– Я говорил, что он человек… противоречивый, – с досадой ответил Иван Павлович, явно недовольный тем, что я вмешался, или, точнее бы сказать, втиснулся в их и без того тугие отношения и стал невольным свидетелем его унижения отказом князя принять его, которое, возможно, он хотел бы скрыть. Доселе вежливость сдерживала его, но лишне говорить, что от тонкого вопроса его, хорошо ли прошёл собственный мой визит, я поскорее отделался невразумительными похвалами скифам и шерстистым носорогам.
Всё это не могло не испортить прощания. В который уж раз пожалел я о своём любопытстве, но поделать ничего не мог.
И другая загадка не разрешилась. Я обнаружил бывший дом князей Прозоровских давно проданным, что оставляло наследство Артамонова для меня совершенно неопределённым.

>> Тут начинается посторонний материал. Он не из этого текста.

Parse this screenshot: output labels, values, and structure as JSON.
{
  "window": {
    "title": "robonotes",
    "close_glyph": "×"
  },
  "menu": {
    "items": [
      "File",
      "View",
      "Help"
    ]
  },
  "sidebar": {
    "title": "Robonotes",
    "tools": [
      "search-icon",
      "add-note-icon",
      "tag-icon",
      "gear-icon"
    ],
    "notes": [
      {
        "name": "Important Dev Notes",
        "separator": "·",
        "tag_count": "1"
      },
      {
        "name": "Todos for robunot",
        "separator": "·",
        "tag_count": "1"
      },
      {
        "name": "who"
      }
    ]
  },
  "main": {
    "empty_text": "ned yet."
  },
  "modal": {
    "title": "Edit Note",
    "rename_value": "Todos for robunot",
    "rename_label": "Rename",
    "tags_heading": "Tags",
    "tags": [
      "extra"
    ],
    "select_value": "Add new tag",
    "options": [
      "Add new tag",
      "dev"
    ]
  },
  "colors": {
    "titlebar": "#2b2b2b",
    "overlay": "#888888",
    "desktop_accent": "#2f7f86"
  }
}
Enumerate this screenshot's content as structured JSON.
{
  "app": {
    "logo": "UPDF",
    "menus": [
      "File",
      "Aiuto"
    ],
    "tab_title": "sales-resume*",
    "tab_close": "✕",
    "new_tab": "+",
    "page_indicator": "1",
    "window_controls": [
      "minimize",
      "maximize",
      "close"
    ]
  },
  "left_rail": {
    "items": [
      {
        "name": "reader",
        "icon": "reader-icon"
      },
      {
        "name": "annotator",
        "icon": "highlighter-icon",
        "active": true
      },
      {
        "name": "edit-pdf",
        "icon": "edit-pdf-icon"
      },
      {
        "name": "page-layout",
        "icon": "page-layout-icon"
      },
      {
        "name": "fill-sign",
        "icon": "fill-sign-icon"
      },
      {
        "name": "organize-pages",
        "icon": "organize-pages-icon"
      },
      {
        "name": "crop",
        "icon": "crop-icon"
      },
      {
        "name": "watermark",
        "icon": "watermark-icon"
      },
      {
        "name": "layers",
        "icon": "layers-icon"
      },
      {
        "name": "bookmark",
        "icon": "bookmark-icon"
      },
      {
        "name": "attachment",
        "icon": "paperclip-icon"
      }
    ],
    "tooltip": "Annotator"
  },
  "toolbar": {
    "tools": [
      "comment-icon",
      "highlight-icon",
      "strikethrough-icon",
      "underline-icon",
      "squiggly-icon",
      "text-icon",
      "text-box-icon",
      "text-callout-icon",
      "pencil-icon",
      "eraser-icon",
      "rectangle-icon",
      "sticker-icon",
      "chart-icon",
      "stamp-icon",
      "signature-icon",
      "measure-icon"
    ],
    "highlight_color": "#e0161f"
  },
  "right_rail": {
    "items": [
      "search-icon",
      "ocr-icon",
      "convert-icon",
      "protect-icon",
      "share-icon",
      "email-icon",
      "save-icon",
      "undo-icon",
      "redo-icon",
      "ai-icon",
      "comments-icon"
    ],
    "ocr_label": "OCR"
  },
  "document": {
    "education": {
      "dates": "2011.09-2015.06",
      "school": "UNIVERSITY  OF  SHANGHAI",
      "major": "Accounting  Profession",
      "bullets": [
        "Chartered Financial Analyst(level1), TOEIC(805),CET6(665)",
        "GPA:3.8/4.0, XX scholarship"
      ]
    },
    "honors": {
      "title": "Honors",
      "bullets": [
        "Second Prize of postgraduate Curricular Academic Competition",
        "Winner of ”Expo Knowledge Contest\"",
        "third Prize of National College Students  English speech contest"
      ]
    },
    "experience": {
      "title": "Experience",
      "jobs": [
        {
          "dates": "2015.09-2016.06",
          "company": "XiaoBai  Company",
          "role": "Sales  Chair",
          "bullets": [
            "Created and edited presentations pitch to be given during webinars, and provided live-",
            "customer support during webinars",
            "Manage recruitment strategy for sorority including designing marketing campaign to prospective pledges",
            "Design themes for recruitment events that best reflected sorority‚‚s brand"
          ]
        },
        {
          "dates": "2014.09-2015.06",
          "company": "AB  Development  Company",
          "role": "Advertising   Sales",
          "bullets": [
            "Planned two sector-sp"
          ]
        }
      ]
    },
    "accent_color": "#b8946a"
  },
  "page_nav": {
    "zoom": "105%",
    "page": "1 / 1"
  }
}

Но всё же в день славных апостолов Петра и Павла, отстояв обедню и молебен о путешествующих, я передал последние письма родным со своим дядькой и приятельски простился с провожавшим меня Прохором. В тщательно скрываемых глазах его читалось удовольствие от заключённого со мной уговора; «вляпался в кабалу», – фальшиво крякнул он и почесал в затылке, получив проездные и квартирные на первое время. От уговора он, без сомнения, ожидал ещё больших выгод, ибо, кажется, практический ум свойствен всему без исключения населению юга, возглавляемому самым практическим из наместников. Итак, ему предстояло ждать долгого ответа из инстанций, мне же с грустью сознавать, что отныне единственной моею ниточкой для связи с княжной Анной оставался неведомый в тумане восточных легенд Бейрут, который называл я ей по-евангельски Виритой, но не из благочестия, а лишь хвастаясь своими никчёмными книжными познаниями.
Непременно требовалось мне поделиться с кем-то своими переживаниями и тревогами, и не находилось лучше человека, чтобы оказать мне духовный совет и поддержку, чем добрый друг Стефан. Одна половина сердца моего трепетала уже в Константинополе, под сводами долгожданной Святой Софии, в обществе ставших мне близкими поклонников, другая же устремлялась по гладям вод великого моря вдогонку милой княжне.
Орошаемый влагой переменчивых ветров, звенящих в парусах изящного брига, украшенного носовой фигурой Афродиты, перебирал я в уме то, что знал о землях, на которые вскоре должен ступить.
Вспомнился как-то сам собой и греческий проект Екатерины Великой, и отголосок ему в стихах державного поэта:
И вторил им несчастный романтик Байрон, бросившийся в самое жерло иного, позднего проекта, восстания, имевшего мало возможностей победить без помощи союзного оружия. Много, много радости доставило бы ему провозглашение независимой Греции, наследницы Эллады и Византии, страны – уже не империи, начавшей истинное своё возрождение с протектората Семи Островов, основанного вежливым визитом эскадры славного Ушакова на Корфу.
Конечно, многое читал я об империи османов, и нередко презрение или ненависть служили мне проводником и учителем не лучшего свойства, да и баснословия сочинителей, избиравших одни лишь отвратительные слухи и тёмные вымыслы о тамошней жизни, не способствовали познанию правды. Сводки морских сражений у Наварина и залпы пушек при Эдирне заменяли мне географические курсы, но всё же, худо или бедно, чувствовал я в себе готовность к встрече с чужой землёй. Замо́к злосчастного Константинова града, запиравший для нас путь к земле Спасителя, но сломанный, наконец, доблестью русского оружия и дипломатией настойчивого Нессельроде, ждал меня впереди если не объятиями единоверного друга, то поклоном почтительного слуги. По заключении чрезвычайно выгодного Адрианопольского мира, не только вражды не могло ожидаться в столице недавно поверженного противника, но даже и доли вероломного восточного подобострастия.
Помимо выданного мне в помощь полного дипломатического описания сношений с Турцией, под которым обнаружил я авторство своего однокашника Кошелева, с собой я имел немало путеводителей, большею частью французских, но не удосужил их чтением в дороге. Куда милее моему сердцу, расстававшемуся с Отчизной на долгие годы, показались бесхитростные записки Шереметьевского крестьянина Кира Бронникова о святых местах Европы, Азии и Африки, и путевые заметки иеромонаха Мелетия, тем особенно ценные, что узреть Храм Гроба Господня, как посчастливилось ему, в его древнем виде до ужасающего пожара 1808 года, мне уже было не суждено. И тем похвальнее, вывел я, дальновидное усердие патриарха Никона, повторившего первоначальные черты церквей Голгофы пред возвеличиванием славы третьего Рима.